Liturgical sanity: Part II
Or: Father has discovered some things.
Wow. I was shocked when I returned from one of my missions today to see the explosion of comments on my original post. In 24 hours the comments almost doubled, I think. I can't possibly remember or respond to the many points of view and opinions offered in the comments box, but I do have some additional remarks.
(1) Certainly, I appreciate comments of differing view points. I will admit surprise at how volatile was the expression of some of those points. One person claiming to be a priest left comments which I think are fairly classified as wild accusations. Oh well.

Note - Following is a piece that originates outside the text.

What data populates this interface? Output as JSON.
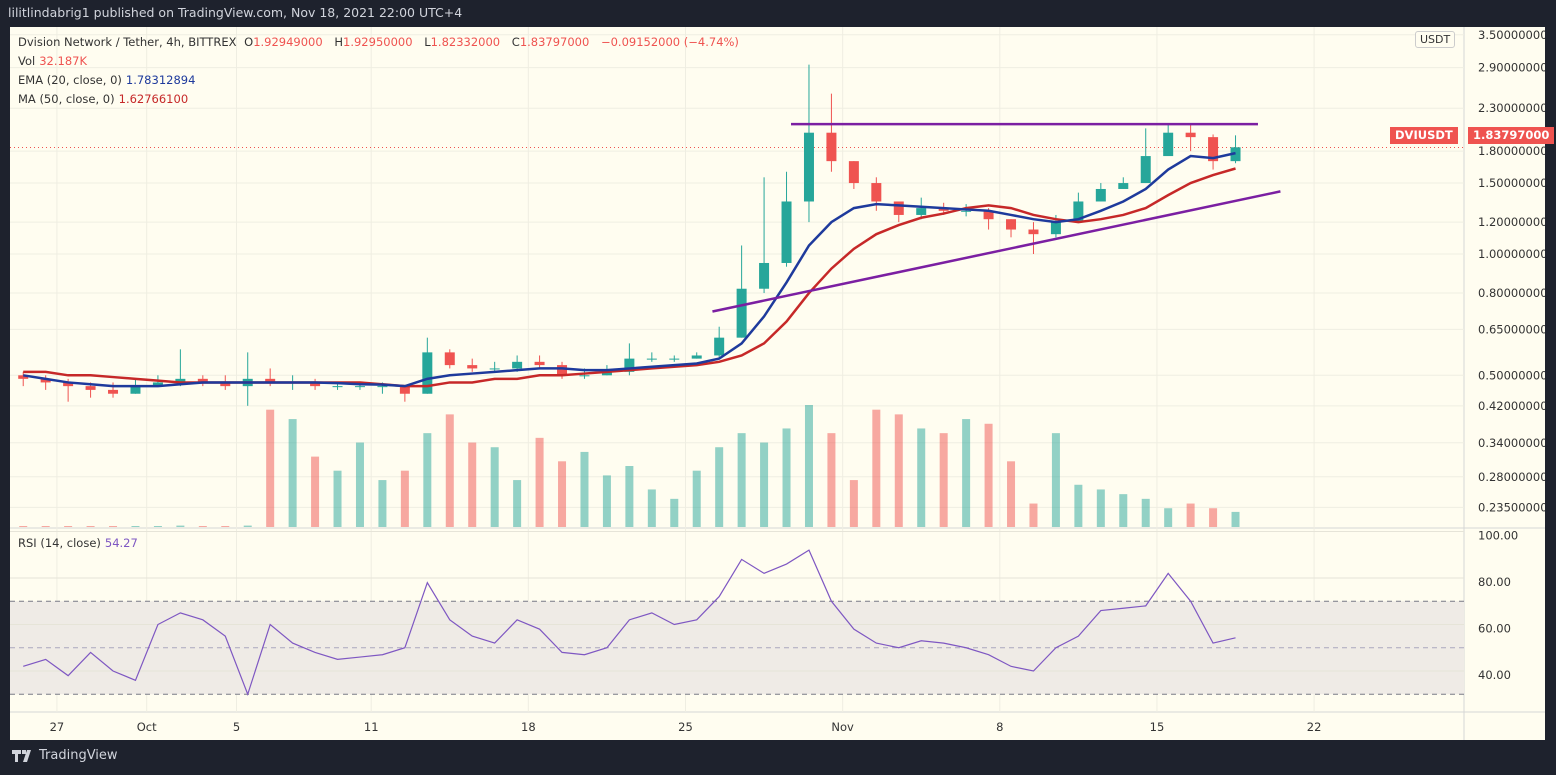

(2) Another commenter reminded us that it was I who was present at the Mass. With all due respect to the many suggestions offered as explanation for why no one initially moved to serve as lector, I certainly would not have been angry if those explanations were truly in the mix. For example, if I knew that none of the 60 people present were comfortable reading or that none of them could read, I certainly wouldn't have used my time to tell you all I was furious about that. That would have been silly. There were people present who can and could have read. As I have said time and again, I was angry because even after I asked for help, no one moved. That's what got me angry.
(3) I have been surprised at the comments that express shock that a priest gets angry. It seems to me that if you are not surprised at other human emotions/reactions from a priest, then you ought not be surprised with anger. Furthermore, anger was something the Lord experienced. If your image of Jesus is just a warm, nice guy who never got angry and let people walk over him all the time, you don't have the complete picture of the Savior who is God-made-man. Now, might I have dealt with, or expressed my anger differently, even a more appropriate way? I suppose so. I am a man and a work in progress on the holiness meter. Of course I need to grow in charity. No doubt, if I were more charitable, I may not have reacted quite so strongly as I did. While I won't pretend that my anger found the best expression (neither during Mass or afterwards in recounting it to you), I still hold that anger is a justified response when no one moved to help, though there were plenty of qualified people present. And by the way, though I admitted being angry during Mass, many comments seemed to make an ENORMOUS leap in assuming that I became some sort of ferocious, drooling dog, staring out angrily at the people with searing eyes even as I held the Body of the Lord in my hands. Come on now.
(4) I have learned some new information that helps me understand how the original problem happened to begin with. The parish has not been accustomed to organization and planning. I however expect it and the transition to my expectations is going to take time. After ranting on the blog and reading many comments, I started doing some homework and discovered, to my surprise, that in fact the parish does not have a schedule of lay ministers for the Spanish Masses. We do for the English, but not the Spanish. Knowing that we had "a schedule" I had presumed that meant a schedule for every Mass. I was unaware of the deficiency. Remember I am only two months here as pastor. I suppose what normally happens is that missing ministers is not usually a problem because our Mexican Sisters find people to fulfill the various roles before I even arrive for Mass (remember I am on the road returning from a mission parish one hour away). However, now the Sisters are back in Mexico for two months and so, guess what? Things are falling through the cracks. So, to those who leveled bizarre accusations presuming my presence as pastor for TWO MONTHS has already had such negative effects as dwindling numbers and absent lay ministers,... please! Now, with more information about some of the practices I have inherited here, I can move forward and try to make some positive changes.
(5) I take responsibility that my ranting elicited some equally strong reactions. But given the information I had at the time and the brief time I have been here as pastor, I think my reaction was reasonable, if not perfect. With the new discoveries I have now made, were I to rant about the same matter again, I would be out of line and guilty of SOME of the things mentioned in the comments box.